Missionary Spotlight-Chile’s first Reformed Baptist church

Kevin Houser
01 January, 2006 2 min read

As the congregation of twenty or so people sing of the cleansing of the blood of Christ, the fresh, glistening snow on the nearby Andes mountains provides a vivid illustration of that cleansing flood.

After the singing, Pastor Omar Ramos moves to the makeshift pulpit. The congregation’s expectation of being challenged by the Word of God is palpable. His words are measured and his reasoning polished.

Those who have come for the first time are surprised to hear an exegetical presentation of the Word, and not a homily or a ‘seeker friendly’ presentation of biblical truths encased in cultural news items.

Instead, they are confronted by an exposition of the sinfulness of man and the holiness and sovereignty of God.

Omar Ramos is a Chilean who trained at a fundamentalist Bible institute in Santiago and later began pastoring in the same dispensational Baptist denomination where he had been saved.

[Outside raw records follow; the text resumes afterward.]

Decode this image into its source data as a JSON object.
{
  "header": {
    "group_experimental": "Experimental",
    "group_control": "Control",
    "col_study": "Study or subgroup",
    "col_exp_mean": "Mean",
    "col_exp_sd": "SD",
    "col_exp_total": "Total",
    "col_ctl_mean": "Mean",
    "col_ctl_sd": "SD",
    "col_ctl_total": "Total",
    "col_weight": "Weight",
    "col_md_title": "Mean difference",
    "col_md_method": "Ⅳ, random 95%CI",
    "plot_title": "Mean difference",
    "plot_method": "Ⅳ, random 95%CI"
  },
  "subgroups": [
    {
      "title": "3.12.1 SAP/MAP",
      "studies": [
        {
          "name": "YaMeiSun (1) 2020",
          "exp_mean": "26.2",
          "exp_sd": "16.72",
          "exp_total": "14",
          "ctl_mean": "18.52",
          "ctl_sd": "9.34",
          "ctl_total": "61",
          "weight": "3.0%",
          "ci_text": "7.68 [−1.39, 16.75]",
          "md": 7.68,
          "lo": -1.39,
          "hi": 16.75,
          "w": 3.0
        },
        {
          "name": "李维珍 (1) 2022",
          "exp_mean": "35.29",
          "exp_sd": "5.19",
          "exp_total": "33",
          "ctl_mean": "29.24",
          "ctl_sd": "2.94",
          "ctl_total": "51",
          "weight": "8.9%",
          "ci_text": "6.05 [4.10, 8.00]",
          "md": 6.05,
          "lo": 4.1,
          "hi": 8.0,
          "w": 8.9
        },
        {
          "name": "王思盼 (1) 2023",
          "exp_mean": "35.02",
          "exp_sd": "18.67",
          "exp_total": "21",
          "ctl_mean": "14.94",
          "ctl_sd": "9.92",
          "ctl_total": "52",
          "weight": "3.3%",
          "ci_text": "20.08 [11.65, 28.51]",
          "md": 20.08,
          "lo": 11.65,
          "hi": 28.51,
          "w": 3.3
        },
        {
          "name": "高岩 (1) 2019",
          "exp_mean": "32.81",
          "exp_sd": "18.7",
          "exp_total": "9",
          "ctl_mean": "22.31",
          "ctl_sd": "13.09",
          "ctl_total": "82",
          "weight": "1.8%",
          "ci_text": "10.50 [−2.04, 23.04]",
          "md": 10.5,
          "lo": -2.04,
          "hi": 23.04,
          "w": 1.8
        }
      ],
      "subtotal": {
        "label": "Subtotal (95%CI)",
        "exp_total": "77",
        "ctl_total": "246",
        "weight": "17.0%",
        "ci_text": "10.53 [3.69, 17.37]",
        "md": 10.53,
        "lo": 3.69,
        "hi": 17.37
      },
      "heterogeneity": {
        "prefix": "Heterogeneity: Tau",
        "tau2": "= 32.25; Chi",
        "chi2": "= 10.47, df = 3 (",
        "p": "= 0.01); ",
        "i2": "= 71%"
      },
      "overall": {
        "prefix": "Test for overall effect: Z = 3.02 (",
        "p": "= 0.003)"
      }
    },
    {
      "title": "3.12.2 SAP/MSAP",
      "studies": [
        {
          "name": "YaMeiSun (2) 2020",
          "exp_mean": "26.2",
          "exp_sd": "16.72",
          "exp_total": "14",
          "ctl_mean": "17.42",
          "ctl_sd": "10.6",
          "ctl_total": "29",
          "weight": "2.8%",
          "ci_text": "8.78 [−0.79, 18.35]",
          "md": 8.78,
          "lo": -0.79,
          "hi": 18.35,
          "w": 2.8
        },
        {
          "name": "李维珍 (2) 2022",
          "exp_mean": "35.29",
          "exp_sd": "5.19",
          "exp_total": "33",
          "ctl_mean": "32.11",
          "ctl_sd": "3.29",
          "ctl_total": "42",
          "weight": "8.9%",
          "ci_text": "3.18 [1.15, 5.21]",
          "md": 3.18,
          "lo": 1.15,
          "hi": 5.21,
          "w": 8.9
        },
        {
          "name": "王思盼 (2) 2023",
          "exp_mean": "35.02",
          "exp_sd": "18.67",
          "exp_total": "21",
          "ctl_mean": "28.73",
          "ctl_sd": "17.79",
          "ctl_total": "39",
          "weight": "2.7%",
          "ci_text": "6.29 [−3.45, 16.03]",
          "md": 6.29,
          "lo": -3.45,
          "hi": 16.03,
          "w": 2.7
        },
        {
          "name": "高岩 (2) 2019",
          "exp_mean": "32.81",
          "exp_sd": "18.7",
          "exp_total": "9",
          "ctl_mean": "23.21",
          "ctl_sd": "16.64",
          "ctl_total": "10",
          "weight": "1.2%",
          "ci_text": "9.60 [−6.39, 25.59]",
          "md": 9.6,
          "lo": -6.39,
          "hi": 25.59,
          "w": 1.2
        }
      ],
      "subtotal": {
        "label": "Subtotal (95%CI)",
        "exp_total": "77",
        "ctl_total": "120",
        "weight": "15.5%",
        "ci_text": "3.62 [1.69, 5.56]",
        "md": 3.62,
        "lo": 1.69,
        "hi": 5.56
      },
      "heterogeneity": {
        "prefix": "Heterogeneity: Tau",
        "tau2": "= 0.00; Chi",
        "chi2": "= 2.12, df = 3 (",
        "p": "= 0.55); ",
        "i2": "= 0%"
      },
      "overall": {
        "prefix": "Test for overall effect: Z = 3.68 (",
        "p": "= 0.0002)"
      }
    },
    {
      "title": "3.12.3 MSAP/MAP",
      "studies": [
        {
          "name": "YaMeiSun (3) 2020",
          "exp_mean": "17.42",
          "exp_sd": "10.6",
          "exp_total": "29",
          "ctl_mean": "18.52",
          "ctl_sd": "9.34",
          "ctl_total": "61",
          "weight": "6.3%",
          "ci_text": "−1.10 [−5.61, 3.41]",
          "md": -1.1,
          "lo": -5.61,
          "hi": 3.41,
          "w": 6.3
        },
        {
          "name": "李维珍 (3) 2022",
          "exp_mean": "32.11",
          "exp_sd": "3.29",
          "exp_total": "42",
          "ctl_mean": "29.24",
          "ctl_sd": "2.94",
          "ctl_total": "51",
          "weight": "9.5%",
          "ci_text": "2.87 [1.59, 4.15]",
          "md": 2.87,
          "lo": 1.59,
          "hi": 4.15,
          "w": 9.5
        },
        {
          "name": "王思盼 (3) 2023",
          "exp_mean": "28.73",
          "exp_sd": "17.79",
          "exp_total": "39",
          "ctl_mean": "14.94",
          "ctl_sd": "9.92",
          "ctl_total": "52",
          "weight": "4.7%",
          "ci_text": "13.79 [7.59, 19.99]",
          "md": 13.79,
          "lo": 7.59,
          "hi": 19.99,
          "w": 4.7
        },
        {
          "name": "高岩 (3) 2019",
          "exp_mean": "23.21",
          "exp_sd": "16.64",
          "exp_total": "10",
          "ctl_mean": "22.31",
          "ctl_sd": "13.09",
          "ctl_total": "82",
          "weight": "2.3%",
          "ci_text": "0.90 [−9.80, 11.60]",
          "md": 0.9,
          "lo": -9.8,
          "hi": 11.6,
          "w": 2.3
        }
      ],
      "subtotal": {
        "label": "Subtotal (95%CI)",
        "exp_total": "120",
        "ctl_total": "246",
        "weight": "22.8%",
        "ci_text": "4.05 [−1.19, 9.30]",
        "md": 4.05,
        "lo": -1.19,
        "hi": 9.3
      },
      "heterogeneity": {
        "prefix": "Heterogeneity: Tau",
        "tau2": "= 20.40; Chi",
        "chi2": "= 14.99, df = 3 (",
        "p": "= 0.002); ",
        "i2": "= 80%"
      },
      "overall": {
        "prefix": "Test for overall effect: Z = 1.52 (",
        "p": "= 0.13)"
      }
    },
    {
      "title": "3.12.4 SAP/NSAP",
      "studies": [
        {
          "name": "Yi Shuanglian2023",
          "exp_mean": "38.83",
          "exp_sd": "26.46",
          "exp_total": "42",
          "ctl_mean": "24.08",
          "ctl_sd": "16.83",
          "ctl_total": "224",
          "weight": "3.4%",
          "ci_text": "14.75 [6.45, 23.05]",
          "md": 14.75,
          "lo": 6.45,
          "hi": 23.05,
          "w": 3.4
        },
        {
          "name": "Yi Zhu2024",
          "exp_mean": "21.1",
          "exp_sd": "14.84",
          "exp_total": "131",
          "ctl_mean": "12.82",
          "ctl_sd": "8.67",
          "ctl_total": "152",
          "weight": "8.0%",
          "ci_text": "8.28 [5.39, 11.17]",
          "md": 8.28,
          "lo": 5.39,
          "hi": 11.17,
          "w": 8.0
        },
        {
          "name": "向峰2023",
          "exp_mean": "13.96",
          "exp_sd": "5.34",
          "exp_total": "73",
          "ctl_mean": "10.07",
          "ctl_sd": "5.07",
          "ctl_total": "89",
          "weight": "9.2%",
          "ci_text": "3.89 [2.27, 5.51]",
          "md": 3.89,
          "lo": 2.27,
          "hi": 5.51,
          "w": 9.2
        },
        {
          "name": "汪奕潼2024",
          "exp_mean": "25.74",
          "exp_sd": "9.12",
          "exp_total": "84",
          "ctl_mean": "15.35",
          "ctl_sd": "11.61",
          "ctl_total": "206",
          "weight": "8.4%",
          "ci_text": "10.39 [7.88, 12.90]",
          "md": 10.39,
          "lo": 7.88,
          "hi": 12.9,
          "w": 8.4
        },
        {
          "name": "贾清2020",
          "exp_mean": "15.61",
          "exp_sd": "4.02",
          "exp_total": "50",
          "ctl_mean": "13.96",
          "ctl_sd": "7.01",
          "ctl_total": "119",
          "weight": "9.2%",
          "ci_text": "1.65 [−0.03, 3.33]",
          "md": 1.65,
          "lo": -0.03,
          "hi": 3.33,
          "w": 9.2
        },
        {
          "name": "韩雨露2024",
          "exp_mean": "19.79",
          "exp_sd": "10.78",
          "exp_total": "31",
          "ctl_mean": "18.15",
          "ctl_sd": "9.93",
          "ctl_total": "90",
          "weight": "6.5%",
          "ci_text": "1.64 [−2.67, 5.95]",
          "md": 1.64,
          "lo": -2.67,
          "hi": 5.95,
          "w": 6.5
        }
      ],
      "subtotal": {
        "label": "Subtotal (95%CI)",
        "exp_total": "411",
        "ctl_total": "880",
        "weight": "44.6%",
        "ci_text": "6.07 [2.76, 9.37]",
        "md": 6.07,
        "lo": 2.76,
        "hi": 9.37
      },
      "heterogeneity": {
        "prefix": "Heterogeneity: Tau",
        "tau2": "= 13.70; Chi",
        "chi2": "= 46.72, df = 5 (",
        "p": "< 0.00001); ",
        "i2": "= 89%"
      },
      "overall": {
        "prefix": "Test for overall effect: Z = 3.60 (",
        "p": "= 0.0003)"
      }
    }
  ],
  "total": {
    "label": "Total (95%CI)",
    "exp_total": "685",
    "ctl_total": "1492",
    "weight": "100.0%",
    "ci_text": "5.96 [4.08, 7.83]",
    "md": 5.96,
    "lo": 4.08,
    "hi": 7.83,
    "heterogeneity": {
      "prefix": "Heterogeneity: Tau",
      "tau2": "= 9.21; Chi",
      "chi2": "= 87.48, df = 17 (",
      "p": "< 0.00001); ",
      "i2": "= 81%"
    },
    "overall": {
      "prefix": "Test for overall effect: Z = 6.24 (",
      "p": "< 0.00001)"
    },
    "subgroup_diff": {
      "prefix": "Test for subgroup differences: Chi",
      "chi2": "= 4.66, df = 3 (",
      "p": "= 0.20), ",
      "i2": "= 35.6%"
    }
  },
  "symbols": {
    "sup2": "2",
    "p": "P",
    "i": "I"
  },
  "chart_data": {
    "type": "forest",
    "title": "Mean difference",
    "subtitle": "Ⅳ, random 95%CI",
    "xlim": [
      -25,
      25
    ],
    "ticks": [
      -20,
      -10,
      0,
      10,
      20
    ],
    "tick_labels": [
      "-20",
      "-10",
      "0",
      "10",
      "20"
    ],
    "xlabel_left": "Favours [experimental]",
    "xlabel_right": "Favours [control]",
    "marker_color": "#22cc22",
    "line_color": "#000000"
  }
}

His formal training honed his ability to reason, and over the years he read voraciously – authors such as Calvin, Spurgeon and Lloyd-Jones. Not only did his understanding of the Word of God change radically, but there came a corresponding boldness from his new convictions concerning the sovereignty of God and the doctrines of grace.

Step of faith

After almost 17 years of growing frustration with the Arminian theology of his denomination – and several confrontations arising from divergent views of Scripture – Omar, Susana and their family took a step of faith and left the pastorate and the parsonage that was provided.

With no home and only minimal financial support, they began seeking the Lord’s direction. That was a year ago. Today he is planting Chile’s first Reformed Baptist church. While they still meet in their home, the Ramos family are confident that what God has started he will faithfully complete for his glory.

Omar’s previous frustration is typical of what others in fundamentalist churches are feeling. Years of legalistic preaching and a lack of exegetical teaching have left many believers empty – and hungry to worship a God who is sovereign.

One such fundamentalist denomination recently asked two Bible institute teachers and a pastor of a large congregation in Santiago to resign, simply because they were teaching a progressive dispensationalist understanding of Scripture (a position held by such esteemed theologians as John MacArthur Jr and Walter Kaiser).

While this entrenchment of fundamentalist doctrines is evident in some denominations, there is a corresponding hunger among others for a deeper, God-centred, non-dispensational understanding of Scripture.


After years of alienation from fundamentalist churches, some Pentecostal groups are growing more receptive to ‘Reformed’ principles of faith. There are also signs of rebirth among traditionally Reformed denominations, as they discover biblical doctrines, as if for the first time – and the transformation that they bring.

Closing the service in prayer, Omar reminds his fledgling congregation that his prayer for them is that they grow not by receiving disenchanted believers from other churches but by eagerly proclaiming the gospel of Christ.

Stepping out into the crisp winter air, one wonders what plans God has in store for the Reformed church in Chile. Will it boldly take the opportunities that the Lord is graciously providing, or will it look inward? At the moment, growing doctrinal understanding and outgoing boldness appear to dominate the scene.